No. 1: Aaron Rodgers, QB, Green Bay Packers

| May 3, 2012

We all know the story of Aaron Rodgers and the top of the 2005 NFL Draft. That year was seen as something of a sub-par season for quarterback prospects largely due to the vintage year that preceded it. The San Francisco 49ers with the No. 1 overall choice had to decide between Alex Smith and Aaron Rodgers. They went with Smith, who has never lived up to that lofty expectation. Rodgers slipped all the way to the 24th pick and the Green Bay Packers, where he was selected as the heir apparent to Brett Favre.

Eventually the Packers parted ways with Favre and Rodgers has never looked back. He is the only quarterback in league history to throw for 4,000+ yards in each of his first two seasons as a starter. Not to mention leading the Packers to a Super Bowl at the end of the 2010 season.

Though 2010 ended with a championship ring, 2011 was Aaron Rodgers’ best season to date, and the year in which he made a legitimate case to be the best quarterback in football. Running the Green Bay offense Rodgers was a model of efficiency, completing 68.5% of his passes, throwing for 45 touchdowns and just six interceptions while also leading the league in yards per pass attempt at 9.3.

Rodgers did all this despite having 40 passes dropped by his receivers with game-changing TE Jermichael Finley in particular developing a bad case of the drops. That mark was third in the NFL with both of the players above notching at least 60 more pass attempts. Peyton Manning and Tom Brady were once the unquestioned Top 2 quarterbacks in the NFL. At the very least Drew Brees and Aaron Rodgers have forced their name alongside that pair, and on the basis of 2011 they may well have overtaken them.

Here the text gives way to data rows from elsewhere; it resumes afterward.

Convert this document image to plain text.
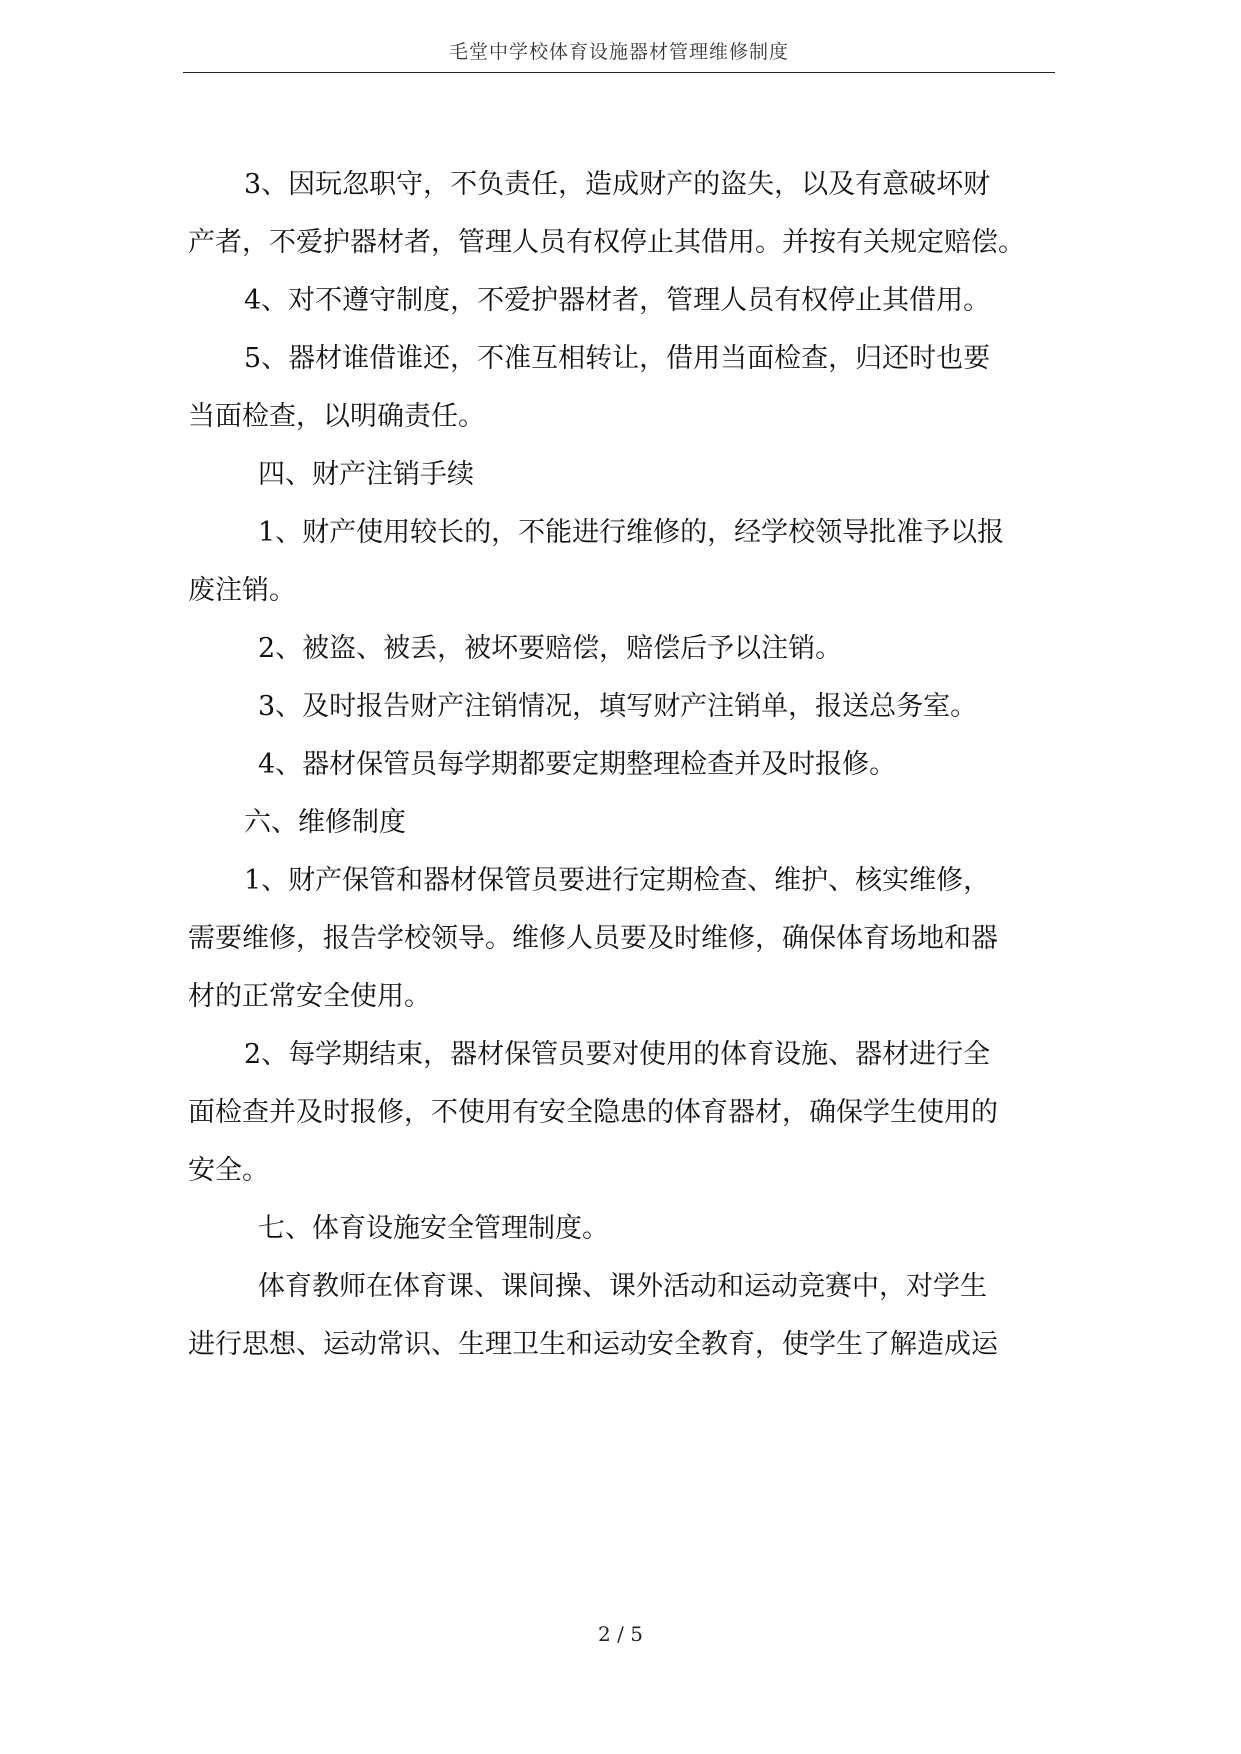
毛堂中学校体育设施器材管理维修制度
3、因玩忽职守，不负责任，造成财产的盗失，以及有意破坏财
产者，不爱护器材者，管理人员有权停止其借用。并按有关规定赔偿。
4、对不遵守制度，不爱护器材者，管理人员有权停止其借用。
5、器材谁借谁还，不准互相转让，借用当面检查，归还时也要
当面检查，以明确责任。
四、财产注销手续
1、财产使用较长的，不能进行维修的，经学校领导批准予以报
废注销。
2、被盗、被丢，被坏要赔偿，赔偿后予以注销。
3、及时报告财产注销情况，填写财产注销单，报送总务室。
4、器材保管员每学期都要定期整理检查并及时报修。
六、维修制度
1、财产保管和器材保管员要进行定期检查、维护、核实维修，
需要维修，报告学校领导。维修人员要及时维修，确保体育场地和器
材的正常安全使用。
2、每学期结束，器材保管员要对使用的体育设施、器材进行全
面检查并及时报修，不使用有安全隐患的体育器材，确保学生使用的
安全。
七、体育设施安全管理制度。
体育教师在体育课、课间操、课外活动和运动竞赛中，对学生
进行思想、运动常识、生理卫生和运动安全教育，使学生了解造成运
2 / 5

From an uncomfortable evening in the green room at Radio City Music Hall, Rodgers has developed into one of the game’s most devastating weapons, and at just 28-years-old, that’s likely to continue for a while. The season that he put together earns Aaron Rodgers the prestigious top spot on the PFF Top 101.

 

Best Game: Week 13 @ New York Giants (+8.9)

This Week 13 game may be remembered as the game that kick-started the Giants’ run to the Super Bowl. A run that ended up going through the Packers in Green Bay. However, it just may have been Rodgers’ best game of the season, even if he had better statistical games. Rodgers finished the game having thrown for 369 yards and four touchdowns on 28 completions, so it certainly wasn’t a poor day statistically. A closer look shows that the real key to the game was the final drive that Rodgers orchestrated.

The Giants had driven down the field late in the game for a game-tying touchdown and two-point conversion, but Rodgers was left with 58 seconds on the clock to move the ball into field goal range. Starting from his own 20-yard-line the Packers opened up in shotgun formation with four receivers spread out. Rodgers drilled a quick-out to Jermichael Finley (despite close coverage) that picked up 24 yards and took just seven seconds off the clock. The next play saw Rodgers deliver a perfect throw down the left sideline to Jordy Nelson that picked up 27 more yards and put the Packers into field goal range. Rodgers threw this pass with two Giants linemen in his face and still put it right in his receiver’s hands. After a swing pass that went nowhere, Rodgers went back to his quick out patterns, hitting Greg Jennings for 18 yards, making the field goal attempt a far more comfortable prospect.

Rodgers carried the team on his back in the dying seconds and mounted a game-winning drive against the eventual Super Bowl champions.

 

Key Stat: Set a new single-season NFL QB rating record, finishing the year with a 122.5 rating.

The NFL QB rating is a metric that has plenty of flaws, but when you end the season with a rating of 122.5, you’ve had an incredible year. Aaron Rodgers became the only quarterback in league history to throw for 45 or more touchdowns and six or fewer interceptions in a single season. He did it in an offense that was attacking teams all over the field and not just taking the short, high percentage passes. Despite putting the ball in the air over 500 times, Rodgers was incredibly careful with the football, rarely putting it in danger, and methodically found the open receiver and delivered the pass to the right spot. While in the past Rodgers had been prone to holding the ball too long and taking sacks, this season he threw the ball away 17 times, more than twice as often as Ben Roethlisberger, who still has that same issue.

Putting the football in the air used to be a hazardous enterprise in the NFL. Joe Namath was the first quarterback to throw for over 4,000 yards in a season and is in the Hall of Fame with 47 more career interceptions than touchdowns. Aaron Rodgers threw 39 more touchdowns than interceptions this season and has thrown 94 more for his career. Players like Rodgers have made passing the football safe enough to become the primary method of attack in today’s NFL. The efficiency with which he can diagnose coverage, find the open receiver and deliver the football to move the chains and attack a defense has become almost impossible to defend. For much of last season there was an air of invincibility about Rodgers and the Packers’ offense. While their season eventually ended in the playoffs, the devastation as he scythed through the league during the regular season earns him his spot atop the PFF 101 list for 2011.